阿兰说得脸上发红,身体不由自主地往亚通身边凑,越凑越近,越凑越紧,凑到后面,她已经听不大见自己在说啥了,只有自己的心跳声在耳边轰鸣。等到阿兰自顾自劝完,亚通只是红着脸淡淡地问道:
“所以,你为啥要在床上抱住我?”
“……因为…怕你冷……”
“好吧……”
两人不约而同停下了狡辩,有些事情还是不说清楚比较好。
“嗯,风雪已经小些了,再过一阵我们应该就能出去狩猎了”
通过营地的潜望镜,阿兰看外面的风雪渐渐弱了下来,转头给亚通报着喜。
“行,那我们先把饭吃了吧,再过一会就弄好了”
亚通正在壁炉边上用勺子搅拌着坩埚里的炖菜,听阿兰这样说,便在上方的烤屉里加上了几块干面包热一热。
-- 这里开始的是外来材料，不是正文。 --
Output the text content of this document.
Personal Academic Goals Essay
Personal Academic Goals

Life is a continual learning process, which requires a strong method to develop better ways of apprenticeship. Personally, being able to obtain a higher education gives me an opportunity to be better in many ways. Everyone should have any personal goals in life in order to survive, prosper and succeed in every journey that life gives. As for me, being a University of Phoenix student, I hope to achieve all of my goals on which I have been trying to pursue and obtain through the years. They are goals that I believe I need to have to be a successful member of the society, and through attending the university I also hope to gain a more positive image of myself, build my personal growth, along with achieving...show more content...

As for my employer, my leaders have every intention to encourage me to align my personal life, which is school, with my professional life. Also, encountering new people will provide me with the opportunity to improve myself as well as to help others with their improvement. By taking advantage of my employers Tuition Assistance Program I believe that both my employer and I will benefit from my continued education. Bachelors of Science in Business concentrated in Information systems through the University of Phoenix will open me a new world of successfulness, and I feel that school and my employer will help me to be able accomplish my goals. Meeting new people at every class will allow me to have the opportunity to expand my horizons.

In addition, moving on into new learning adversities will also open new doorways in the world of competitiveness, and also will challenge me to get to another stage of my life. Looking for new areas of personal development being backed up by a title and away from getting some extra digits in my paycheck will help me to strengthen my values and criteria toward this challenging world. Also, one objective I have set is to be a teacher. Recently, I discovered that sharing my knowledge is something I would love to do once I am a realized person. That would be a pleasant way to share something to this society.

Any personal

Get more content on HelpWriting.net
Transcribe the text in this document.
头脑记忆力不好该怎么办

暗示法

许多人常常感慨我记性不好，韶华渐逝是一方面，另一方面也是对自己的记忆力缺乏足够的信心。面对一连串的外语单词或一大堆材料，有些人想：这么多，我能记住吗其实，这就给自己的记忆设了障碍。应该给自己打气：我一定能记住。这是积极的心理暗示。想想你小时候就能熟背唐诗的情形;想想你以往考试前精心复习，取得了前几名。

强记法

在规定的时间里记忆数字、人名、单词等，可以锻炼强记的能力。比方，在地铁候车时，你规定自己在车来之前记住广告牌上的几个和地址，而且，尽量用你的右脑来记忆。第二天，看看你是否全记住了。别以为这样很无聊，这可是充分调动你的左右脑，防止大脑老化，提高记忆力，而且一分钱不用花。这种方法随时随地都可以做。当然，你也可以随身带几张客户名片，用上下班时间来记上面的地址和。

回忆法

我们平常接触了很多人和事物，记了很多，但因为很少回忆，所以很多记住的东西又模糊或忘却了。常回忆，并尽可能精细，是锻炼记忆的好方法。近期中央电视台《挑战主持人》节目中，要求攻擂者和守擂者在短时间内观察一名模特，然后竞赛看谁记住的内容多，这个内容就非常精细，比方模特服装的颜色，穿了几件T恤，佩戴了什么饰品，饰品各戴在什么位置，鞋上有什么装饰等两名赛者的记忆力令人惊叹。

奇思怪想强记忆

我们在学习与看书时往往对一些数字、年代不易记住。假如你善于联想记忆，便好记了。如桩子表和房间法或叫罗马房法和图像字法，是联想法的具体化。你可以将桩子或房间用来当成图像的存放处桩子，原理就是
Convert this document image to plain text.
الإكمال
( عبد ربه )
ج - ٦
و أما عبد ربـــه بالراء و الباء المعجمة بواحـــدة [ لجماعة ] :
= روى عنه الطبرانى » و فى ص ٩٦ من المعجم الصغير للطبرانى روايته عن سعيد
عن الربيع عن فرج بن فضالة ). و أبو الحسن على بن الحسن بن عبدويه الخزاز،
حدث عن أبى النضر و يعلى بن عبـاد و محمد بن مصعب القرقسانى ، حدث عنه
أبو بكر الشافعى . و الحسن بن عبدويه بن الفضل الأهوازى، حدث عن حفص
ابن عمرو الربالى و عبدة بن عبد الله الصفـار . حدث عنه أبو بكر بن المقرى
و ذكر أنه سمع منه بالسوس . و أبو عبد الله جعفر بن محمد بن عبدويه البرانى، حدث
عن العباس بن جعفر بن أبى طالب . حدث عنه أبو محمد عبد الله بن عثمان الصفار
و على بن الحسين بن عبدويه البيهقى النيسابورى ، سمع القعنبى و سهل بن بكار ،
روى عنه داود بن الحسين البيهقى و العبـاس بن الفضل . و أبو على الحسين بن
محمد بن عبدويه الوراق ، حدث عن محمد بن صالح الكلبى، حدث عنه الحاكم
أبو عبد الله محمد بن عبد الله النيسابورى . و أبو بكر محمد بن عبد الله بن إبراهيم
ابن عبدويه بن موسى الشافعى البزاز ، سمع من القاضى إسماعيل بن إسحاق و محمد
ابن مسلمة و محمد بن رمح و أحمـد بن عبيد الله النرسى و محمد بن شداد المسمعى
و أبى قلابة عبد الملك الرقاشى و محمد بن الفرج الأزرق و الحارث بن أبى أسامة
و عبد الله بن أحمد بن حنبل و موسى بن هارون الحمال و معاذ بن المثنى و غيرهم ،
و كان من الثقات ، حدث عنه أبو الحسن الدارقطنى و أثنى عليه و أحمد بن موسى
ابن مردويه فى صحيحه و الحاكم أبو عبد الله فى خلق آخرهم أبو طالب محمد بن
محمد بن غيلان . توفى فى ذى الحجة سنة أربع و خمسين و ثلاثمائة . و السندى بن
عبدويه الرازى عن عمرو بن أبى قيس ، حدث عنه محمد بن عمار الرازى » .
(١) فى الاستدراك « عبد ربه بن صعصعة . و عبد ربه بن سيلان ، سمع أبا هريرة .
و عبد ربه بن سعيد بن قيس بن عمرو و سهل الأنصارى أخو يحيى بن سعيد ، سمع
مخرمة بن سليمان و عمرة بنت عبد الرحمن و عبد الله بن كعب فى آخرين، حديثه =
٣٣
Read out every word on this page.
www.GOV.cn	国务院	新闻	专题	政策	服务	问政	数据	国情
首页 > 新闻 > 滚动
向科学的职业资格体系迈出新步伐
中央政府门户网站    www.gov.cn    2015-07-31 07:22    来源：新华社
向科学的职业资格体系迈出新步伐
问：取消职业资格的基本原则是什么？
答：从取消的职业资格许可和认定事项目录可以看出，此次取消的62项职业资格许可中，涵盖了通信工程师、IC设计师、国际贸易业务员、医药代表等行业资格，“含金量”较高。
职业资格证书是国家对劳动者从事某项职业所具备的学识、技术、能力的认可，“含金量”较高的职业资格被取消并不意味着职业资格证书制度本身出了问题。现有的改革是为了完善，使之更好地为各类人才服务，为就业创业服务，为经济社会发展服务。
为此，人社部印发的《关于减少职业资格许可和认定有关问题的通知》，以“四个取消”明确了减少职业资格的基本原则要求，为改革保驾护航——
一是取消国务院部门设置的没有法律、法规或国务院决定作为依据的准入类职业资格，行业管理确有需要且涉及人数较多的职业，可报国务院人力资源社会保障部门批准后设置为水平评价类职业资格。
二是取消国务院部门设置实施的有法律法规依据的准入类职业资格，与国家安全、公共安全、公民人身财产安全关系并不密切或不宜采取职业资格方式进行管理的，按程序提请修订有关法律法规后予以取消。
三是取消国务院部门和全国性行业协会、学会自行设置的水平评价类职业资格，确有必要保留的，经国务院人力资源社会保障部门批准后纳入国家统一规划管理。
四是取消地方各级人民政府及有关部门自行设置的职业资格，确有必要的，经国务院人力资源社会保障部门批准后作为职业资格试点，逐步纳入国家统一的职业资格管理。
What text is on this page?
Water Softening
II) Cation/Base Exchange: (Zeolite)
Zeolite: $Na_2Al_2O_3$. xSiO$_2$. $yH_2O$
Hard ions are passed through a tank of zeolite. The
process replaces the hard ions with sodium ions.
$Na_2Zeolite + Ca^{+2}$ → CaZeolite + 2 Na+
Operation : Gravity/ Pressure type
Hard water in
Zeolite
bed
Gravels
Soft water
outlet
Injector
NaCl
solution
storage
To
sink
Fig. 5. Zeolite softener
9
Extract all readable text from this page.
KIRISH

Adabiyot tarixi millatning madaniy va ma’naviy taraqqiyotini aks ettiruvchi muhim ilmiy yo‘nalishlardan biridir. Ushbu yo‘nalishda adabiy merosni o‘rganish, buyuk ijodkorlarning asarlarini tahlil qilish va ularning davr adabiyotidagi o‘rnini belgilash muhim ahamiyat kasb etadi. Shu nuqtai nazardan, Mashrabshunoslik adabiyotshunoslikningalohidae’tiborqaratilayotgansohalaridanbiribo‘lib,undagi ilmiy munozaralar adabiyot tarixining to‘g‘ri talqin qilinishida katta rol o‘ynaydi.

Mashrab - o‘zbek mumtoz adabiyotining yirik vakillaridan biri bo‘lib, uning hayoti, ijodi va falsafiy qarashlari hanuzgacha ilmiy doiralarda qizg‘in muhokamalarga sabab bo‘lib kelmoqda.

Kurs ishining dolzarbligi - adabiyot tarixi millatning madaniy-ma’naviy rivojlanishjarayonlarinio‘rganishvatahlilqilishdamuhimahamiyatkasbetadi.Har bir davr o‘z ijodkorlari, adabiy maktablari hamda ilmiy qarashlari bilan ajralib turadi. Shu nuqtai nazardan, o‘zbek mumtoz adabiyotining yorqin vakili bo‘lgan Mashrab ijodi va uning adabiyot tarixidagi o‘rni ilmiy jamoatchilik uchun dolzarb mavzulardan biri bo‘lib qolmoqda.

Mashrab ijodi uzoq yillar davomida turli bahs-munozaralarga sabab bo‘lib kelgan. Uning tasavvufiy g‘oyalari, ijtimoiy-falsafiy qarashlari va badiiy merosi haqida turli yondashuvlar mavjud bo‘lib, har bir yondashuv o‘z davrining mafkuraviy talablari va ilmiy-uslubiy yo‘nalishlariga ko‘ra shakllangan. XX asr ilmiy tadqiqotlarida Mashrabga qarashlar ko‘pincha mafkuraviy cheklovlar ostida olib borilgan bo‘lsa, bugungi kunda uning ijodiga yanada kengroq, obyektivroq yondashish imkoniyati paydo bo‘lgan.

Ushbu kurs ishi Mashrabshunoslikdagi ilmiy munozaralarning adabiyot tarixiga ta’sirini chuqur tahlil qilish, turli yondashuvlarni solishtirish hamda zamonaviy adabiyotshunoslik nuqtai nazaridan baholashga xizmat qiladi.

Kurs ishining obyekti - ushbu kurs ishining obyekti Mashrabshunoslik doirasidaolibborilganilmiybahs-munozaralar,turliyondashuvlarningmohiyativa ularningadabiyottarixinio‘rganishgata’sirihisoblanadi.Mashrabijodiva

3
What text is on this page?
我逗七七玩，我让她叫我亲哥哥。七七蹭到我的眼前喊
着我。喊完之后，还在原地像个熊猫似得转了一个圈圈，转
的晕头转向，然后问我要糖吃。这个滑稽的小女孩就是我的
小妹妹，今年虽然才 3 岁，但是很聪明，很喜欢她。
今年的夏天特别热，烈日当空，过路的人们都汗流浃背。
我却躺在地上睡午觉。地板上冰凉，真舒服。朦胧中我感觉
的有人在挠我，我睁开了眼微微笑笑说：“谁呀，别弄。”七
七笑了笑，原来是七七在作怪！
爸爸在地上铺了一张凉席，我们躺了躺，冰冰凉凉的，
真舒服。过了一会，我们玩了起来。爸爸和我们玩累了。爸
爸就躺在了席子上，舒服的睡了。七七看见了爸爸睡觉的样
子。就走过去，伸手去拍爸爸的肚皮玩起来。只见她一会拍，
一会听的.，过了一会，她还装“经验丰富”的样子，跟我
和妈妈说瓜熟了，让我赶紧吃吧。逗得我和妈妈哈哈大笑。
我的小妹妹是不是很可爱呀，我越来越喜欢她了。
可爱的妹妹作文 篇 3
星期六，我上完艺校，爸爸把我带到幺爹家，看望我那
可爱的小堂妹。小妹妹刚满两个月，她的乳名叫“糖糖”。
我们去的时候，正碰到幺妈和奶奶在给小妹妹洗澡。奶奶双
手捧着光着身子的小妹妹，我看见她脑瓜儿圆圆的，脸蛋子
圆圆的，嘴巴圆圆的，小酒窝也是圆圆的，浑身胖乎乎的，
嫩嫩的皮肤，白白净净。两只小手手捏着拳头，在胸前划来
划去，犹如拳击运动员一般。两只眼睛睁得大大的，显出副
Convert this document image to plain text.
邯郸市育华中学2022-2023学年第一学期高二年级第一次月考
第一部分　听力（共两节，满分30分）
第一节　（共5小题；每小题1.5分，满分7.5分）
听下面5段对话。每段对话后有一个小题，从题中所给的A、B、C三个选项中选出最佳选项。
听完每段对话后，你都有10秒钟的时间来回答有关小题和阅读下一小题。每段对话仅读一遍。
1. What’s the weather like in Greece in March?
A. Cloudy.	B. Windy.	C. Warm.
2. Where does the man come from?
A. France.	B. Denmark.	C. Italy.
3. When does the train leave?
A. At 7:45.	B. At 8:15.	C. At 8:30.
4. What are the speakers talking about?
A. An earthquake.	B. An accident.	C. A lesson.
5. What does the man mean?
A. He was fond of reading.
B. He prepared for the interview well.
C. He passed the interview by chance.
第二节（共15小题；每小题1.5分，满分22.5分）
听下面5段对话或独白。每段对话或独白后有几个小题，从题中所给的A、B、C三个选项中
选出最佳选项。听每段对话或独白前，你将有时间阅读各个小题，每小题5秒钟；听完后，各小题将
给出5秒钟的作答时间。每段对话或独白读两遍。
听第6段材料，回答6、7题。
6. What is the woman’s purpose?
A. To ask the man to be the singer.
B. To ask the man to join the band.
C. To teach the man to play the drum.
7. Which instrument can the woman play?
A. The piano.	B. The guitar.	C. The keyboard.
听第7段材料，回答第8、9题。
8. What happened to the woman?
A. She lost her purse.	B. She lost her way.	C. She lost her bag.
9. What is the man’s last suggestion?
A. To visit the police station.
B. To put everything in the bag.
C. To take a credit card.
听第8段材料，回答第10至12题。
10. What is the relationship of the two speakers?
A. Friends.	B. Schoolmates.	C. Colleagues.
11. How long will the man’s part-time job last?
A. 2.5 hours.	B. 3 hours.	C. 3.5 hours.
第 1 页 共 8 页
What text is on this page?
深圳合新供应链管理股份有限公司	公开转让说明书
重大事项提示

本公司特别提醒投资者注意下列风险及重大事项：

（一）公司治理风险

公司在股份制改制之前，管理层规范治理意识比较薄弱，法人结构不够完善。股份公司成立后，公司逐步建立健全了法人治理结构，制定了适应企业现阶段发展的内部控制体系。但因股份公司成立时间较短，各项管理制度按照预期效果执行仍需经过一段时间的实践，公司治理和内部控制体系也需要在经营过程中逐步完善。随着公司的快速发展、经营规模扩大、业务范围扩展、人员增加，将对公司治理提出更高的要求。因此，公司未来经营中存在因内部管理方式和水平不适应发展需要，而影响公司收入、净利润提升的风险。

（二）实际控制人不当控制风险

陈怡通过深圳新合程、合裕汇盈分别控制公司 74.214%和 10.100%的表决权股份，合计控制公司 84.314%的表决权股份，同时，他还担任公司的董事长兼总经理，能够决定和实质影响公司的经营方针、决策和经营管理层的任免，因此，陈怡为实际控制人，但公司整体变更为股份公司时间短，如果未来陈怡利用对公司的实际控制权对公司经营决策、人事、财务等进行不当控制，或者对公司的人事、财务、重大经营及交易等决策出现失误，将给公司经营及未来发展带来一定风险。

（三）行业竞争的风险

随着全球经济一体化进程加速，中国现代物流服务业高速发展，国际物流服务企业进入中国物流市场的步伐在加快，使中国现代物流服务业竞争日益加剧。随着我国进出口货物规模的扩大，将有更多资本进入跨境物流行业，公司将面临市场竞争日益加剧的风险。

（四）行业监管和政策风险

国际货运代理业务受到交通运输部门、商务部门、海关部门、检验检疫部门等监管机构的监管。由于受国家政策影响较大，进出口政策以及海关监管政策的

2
这些食物来自营地的储存,由于地处冻土苔原,狩猎人次少,极端天气多,营地储存就不得不充沛起来。此时的储存虽说不是弹尽粮绝,至少也是应有尽有,也许是不久前才有人来使用补充过的原因,地窖里各种干肉土豆萝卜啥的装的很满,甚至在外面的冻坑里,还有一条草食种野兽波波的大腿。不过亚通不明白,明明只有两个人加一只猫,阿兰有必要把那一人高的大腿全都搬进来吗?不过她吩咐只管烤就是了,那就烤吧。